Premier livre imprimé en Allemagne avec des caractères mobiles hébraïques, le Principium Libri est l’un des ouvrages les plus importants d’instruction rédigé par Johannes Reuchlin. Il contient non seulement une grammaire très importante mais également un dictionnaire hébreux-latin très complet. Cet exemplaire comporte bien le carton pour la page 589/590 imprimé sur une feuille séparée et qui manque souvent.
“The first work printed in German-speaking territory using movable Hebrew type. Johannes Reuchlin (1455-1522) was a German classicist and Hebraist best known for his role in spreading knowledge of Greek and Hebrew throughout Western Europe, for his trailblazing expositions in the field of Christian Kabbalah, and for his defense of Jewish literature against the attacks of those who sought to ban and destroy it as part of the early-sixteenth-century “Battle of the Books.” Reuchlin developed an interest in Hebrew in the early 1490s and published his first study of Kabbalah, which he believed contained secrets proving the truth of Christian doctrine, already in 1494. In 1496, he began turning his attention toward Hebrew linguistics and expanding his familiarity both with its philology and literature. The initial result of his studies was the epoch-making De rudimentis hebraicis, a Latin-language lexicon and students’ guide to Hebrew grammar and pronunciation, imposed from right to left, that mainly followed the teachings of Rabbi David Kimhi (ca. 1160-ca. 1235) on the subject. (Each letter of the lexicon which, like Kimhi’s Sefer ha-shorashim, is arranged according to Hebrew root, begins with a different Hebrew epigraph in Rashi script usually invoking God’s name, although tsade starts yehi shem ha-mashiah mevorakh, testifying to the text’s Christian provenance.) Although a brief Hebrew grammar, compiled by Reuchlin’s younger colleague Konrad Pellikan (1478-1556), had appeared two years prior, the present text was the real pioneering work of its kind by a Christian intellectual and would have a profound influence on subsequent Christian Hebraist scholarship” (Moshe H. Goshen-Gottstein, “Reuchlin and His Generation,” in Arno Herzig and Julius H. Schoeps (eds.), Reuchlin und die Juden (Sigmaringen: Jan Thorbecke Verlag, 1993), 151-160. Hermann Greive, “Die hebräische Grammatik Johannes Reuchlins, De rudimentis hebraicis,” Zeitschrift für die alttestamentliche Wissenschaft 90,3 (1978): 395-409.

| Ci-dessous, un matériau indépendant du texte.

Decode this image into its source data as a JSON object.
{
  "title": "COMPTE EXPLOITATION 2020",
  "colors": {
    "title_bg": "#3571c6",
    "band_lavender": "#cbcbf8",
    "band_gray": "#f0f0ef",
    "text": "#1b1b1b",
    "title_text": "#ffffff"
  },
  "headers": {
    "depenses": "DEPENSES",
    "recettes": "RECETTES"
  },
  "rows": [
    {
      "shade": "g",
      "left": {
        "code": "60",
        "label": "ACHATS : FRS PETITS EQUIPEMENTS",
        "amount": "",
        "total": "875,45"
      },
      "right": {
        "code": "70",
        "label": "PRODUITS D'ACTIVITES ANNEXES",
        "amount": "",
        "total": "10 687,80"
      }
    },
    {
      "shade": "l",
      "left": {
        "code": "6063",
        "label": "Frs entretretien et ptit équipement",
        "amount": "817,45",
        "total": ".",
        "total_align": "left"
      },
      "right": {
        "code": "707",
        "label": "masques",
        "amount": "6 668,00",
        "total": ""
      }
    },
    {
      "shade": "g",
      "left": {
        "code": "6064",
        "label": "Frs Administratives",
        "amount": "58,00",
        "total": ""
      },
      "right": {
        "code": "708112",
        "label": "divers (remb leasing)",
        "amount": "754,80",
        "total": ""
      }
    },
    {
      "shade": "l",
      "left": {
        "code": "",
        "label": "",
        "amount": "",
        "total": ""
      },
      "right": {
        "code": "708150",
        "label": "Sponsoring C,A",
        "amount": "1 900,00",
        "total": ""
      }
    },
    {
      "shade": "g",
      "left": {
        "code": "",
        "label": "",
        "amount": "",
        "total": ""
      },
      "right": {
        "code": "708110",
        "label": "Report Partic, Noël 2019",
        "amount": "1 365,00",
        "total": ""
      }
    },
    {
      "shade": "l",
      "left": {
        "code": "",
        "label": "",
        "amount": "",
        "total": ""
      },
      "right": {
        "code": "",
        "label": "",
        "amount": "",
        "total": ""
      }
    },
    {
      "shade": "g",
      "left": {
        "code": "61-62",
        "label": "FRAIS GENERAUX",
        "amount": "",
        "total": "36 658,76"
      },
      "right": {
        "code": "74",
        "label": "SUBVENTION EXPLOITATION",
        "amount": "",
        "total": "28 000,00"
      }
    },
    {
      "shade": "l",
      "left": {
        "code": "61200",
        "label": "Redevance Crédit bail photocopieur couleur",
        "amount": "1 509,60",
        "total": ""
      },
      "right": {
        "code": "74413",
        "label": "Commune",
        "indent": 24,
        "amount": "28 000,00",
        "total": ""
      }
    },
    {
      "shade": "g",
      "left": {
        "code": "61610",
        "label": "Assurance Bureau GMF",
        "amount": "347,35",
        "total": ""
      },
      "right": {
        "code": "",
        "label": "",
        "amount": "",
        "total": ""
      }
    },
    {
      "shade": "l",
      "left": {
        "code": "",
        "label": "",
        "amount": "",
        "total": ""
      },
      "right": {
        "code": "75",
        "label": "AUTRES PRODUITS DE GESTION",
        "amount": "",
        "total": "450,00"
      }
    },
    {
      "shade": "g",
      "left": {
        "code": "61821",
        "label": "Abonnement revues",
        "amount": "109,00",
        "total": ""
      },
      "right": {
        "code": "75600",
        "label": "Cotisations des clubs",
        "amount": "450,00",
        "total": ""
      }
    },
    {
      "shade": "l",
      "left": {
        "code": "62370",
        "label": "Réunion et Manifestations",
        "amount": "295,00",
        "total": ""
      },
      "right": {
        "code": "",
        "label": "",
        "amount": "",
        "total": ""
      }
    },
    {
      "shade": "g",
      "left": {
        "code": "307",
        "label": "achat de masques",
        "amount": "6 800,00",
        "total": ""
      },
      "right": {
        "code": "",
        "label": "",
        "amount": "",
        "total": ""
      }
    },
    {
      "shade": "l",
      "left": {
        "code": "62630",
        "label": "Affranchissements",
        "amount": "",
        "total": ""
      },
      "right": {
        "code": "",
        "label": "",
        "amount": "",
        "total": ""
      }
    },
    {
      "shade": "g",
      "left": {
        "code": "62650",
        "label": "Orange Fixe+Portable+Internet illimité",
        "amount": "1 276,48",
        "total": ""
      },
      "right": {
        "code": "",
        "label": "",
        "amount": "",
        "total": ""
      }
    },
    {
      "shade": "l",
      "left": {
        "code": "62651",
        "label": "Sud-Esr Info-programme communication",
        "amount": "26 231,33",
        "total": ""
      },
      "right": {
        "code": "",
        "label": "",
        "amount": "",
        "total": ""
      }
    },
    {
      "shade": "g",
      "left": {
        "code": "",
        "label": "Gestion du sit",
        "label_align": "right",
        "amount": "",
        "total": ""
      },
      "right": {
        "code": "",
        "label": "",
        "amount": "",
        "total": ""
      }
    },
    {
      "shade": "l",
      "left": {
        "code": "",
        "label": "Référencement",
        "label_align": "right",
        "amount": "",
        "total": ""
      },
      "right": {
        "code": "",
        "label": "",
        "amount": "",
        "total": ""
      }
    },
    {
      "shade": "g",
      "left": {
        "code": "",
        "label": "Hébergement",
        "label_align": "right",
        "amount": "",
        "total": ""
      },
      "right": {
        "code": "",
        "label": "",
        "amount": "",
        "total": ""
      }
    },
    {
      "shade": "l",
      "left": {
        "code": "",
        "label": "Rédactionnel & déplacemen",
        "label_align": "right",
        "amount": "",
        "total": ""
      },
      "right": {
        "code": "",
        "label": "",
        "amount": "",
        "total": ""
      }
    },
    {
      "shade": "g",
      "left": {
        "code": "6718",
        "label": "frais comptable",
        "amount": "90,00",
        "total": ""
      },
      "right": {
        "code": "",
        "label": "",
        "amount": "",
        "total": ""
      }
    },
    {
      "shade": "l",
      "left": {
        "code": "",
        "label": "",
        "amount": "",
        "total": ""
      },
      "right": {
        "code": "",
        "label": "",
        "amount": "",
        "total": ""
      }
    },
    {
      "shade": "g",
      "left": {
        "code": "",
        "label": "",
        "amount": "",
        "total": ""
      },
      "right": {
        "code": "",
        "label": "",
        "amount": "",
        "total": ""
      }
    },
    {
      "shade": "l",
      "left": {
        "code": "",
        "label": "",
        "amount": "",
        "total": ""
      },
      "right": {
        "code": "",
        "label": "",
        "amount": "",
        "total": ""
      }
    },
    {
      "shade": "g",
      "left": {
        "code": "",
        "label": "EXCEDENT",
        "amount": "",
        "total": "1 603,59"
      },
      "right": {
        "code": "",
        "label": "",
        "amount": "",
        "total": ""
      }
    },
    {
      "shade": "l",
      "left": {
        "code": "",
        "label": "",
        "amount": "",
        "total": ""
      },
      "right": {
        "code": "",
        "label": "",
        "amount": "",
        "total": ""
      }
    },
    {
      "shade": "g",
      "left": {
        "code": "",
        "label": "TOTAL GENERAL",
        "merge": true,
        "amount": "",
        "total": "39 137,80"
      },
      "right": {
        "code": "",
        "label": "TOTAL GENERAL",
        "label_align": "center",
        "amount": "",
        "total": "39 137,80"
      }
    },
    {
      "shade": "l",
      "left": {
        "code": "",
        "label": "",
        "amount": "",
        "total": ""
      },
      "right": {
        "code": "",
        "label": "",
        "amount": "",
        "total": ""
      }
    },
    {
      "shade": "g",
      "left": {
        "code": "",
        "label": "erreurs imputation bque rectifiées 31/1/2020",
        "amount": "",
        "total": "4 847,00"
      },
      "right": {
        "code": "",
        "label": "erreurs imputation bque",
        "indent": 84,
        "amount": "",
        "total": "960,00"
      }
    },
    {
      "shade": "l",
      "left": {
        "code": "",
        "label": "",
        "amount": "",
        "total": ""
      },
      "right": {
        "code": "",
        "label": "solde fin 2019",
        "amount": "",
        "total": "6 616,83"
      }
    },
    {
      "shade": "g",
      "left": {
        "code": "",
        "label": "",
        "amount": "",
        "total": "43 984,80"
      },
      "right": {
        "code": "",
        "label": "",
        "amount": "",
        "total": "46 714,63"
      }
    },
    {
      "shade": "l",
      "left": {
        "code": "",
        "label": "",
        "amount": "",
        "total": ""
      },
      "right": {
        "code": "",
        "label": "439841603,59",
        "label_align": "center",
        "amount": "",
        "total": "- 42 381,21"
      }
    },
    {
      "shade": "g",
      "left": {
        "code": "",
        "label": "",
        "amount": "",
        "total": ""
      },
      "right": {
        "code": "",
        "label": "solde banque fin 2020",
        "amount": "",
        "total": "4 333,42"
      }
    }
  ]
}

“In-1498-99, as ambassador of the Palatinate, Reuchlin also studied Hebrew under the renowned Jewish scholar Obadiah Sforno in Rome. With intensive instruction from Loans and Sforno, as well as is own efforts, Reuchlin was able to publish the first Hebrew grammar and lexicon for Christians. The book, written in Latin, is based heavily on the medieval Jewish grammar of Moses Kimhi and the famous Hebrew dictionary, the Book of Roots, by David Kimhi. A notable feature of the lexicon is the frequent correction of Jerome’s Vulgate translation of the Bible” (Valerie Hotchkiss, Miracle within a Miracle, Johannes Reuchlin and the Jewish Book Controversy, II.2).
USTC répertorie un seul exemplaire institutionnel aux États-Unis (Chicago University Library).
Provenance: Jacobus Papie (inscription de l’époque au dernier feuillet) – Elizerin (?, signature [p.621]).